In Giboney the Supreme Court upheld an injunction preventing the dissemination of truthful information by means of peaceful picketing. See 336 U.S. at 497-498, 69 S. Ct. 684. In Hughes v. Superior Court, 339 U.S. 460, 70 S. Ct. 718, 94 L. Ed. 985 (1949) the Court upheld an injunction against peaceful picketing which did not violate any specific statute, though it violated public policy. Intimidation of voters by government employees, similar to speech inducing or promoting a restraint on trade, has never been considered constitutionally protected speech and has always been contrary to public policy. Recently, the Supreme Court has indicated that a wide range of political conduct by government employees, on or off duty, is not "protected speech," but is "manifestly subject to state regulation." Broadrick v. Oklahoma, 413 U.S. 601, 93 S. Ct. 2908, 37 L. Ed. 2d 830, 842 (1973) Accord, United States Civil Service Commission v. National Association of Letter Carriers, 413 U.S. 548, 93 S. Ct. 2880, 37 L. Ed. 2d 796 (1973).
The Giboney holding was not limited to picketing, but to any course of conduct which has both speech and nonspeech components. 336 U.S. at 502. The trial court in Giboney did not simply enjoin the carrying of specific signs or the mouthing of specific epithets which were placed before the Court, but banned picketing entirely. 336 U.S. at 494, 69 S. Ct. 684.
In Paris Adult Theatre I, the trial court first imposed an ex parte injunction against taking the allegedly obscene film out of the jurisdiction (413 U.S. 49, 93 S. Ct. 2628, 37 L. Ed. 2d 446) thus restraining the distributors' freedom to disseminate it before any adversary hearing. In that case, as well as its companion case, Miller v. California, 413 U.S. 15, 93 S. Ct. 2607, 37 L. Ed. 2d 419 (1973), the Supreme Court greatly broadened and expanded the category of obscenity and opened a wider range of speech and expression to state sanction.
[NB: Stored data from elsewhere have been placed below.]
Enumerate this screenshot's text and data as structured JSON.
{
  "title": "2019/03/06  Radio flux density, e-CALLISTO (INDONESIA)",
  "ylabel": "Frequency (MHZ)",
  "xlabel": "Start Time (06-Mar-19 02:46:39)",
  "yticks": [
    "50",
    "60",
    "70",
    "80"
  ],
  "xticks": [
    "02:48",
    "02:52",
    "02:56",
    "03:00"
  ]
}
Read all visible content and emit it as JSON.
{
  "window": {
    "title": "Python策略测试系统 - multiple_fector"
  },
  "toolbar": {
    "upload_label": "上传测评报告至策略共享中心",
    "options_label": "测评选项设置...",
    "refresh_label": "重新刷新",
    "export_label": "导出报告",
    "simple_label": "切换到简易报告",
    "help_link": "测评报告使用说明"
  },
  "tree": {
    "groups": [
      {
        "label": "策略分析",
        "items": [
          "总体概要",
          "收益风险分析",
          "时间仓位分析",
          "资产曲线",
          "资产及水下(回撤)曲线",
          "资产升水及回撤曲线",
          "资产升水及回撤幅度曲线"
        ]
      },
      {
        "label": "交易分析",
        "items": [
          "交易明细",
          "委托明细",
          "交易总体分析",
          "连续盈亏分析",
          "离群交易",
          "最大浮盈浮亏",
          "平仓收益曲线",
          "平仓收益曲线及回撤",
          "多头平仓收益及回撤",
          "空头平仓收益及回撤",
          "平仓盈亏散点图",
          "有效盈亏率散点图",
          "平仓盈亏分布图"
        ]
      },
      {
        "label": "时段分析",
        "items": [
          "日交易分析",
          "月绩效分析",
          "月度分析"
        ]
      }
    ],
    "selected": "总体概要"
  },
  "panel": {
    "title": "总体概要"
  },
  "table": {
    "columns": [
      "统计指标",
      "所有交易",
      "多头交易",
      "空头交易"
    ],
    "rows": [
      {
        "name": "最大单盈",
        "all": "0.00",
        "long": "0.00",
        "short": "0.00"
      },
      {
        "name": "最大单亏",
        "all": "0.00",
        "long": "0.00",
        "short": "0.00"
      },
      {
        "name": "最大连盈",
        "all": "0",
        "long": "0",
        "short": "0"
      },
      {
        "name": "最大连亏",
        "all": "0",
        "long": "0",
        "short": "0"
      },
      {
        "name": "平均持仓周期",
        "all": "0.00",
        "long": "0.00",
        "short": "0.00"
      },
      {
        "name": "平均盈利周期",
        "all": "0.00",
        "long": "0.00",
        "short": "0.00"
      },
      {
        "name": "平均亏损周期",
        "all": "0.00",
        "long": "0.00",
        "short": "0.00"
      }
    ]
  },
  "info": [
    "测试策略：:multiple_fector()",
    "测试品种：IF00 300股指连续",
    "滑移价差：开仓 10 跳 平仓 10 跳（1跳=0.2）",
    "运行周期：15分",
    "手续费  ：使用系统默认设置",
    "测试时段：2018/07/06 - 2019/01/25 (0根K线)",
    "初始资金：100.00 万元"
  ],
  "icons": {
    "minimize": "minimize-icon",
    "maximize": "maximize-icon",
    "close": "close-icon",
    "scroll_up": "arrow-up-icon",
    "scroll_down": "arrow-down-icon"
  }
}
The Court in Paris Adult Theatre I reaffirmed its earlier line of cases in holding that this sanction can be applied by means of prior restraint as well as by subsequent sanction, 413 U.S. 49, 93 S. Ct. 2628, 2634, 37 L. Ed. 2d 446, 455-456.
The plaintiffs have made no response to the defendants' argument that the doctrine of prior restraint was developed and applied to prevent governmental interference with the means of public mass communication, a consideration not present in the instant case.
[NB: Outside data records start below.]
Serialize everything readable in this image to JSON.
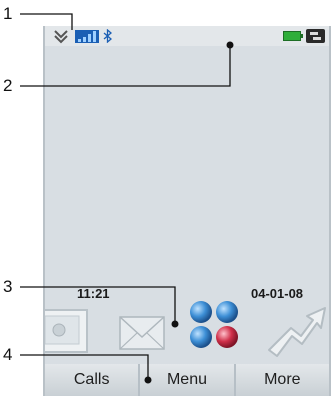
{
  "status_bar": {
    "icons": [
      "chevron-down-icon",
      "signal-strength-icon",
      "bluetooth-icon",
      "battery-icon",
      "charger-icon"
    ]
  },
  "standby": {
    "time": "11:21",
    "date": "04-01-08"
  },
  "dock": {
    "icons": [
      "photo-icon",
      "mail-icon",
      "application-menu-icon",
      "arrow-icon"
    ]
  },
  "softkeys": {
    "left": "Calls",
    "center": "Menu",
    "right": "More"
  },
  "callouts": [
    "1",
    "2",
    "3",
    "4"
  ],
  "colors": {
    "screen_bg": "#d8dee3",
    "signal": "#1b5fb4",
    "battery": "#2fae3a",
    "softkey_bg": "#dfe4e7"
  }
}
Nor do the plaintiffs deal with or mention the crucial issues raised in the defendants' citation of the Letter Carriers' case, 413 U.S. 548, 93 S. Ct. 2880, 2890, 37 L. Ed. 2d 796, 808:
The government has an interest in regulating the conduct and "the speech of its employees that [differs] significantly from those it possesses in connection with regulation of the speech of the citizenry in general. The problem in any case is to arrive at a balance between the interest of the [employee], as citizen, in commenting upon matters of public concern and the interest of the [government], as an employer, in promoting the efficiency of the public services it performs through its employees." [ Pickering v. Board of Education, 391 U.S. 563, 568, 88 S. Ct. 1731, 1734, 20 L. Ed. 2d 811 (1968).] Although Congress is free to strike a different balance than it has, if it so chooses, we think the balance it has so far struck is sustainable by the obviously important interests sought to be served by the limitations on partisan political activities now contained in the Hatch Act.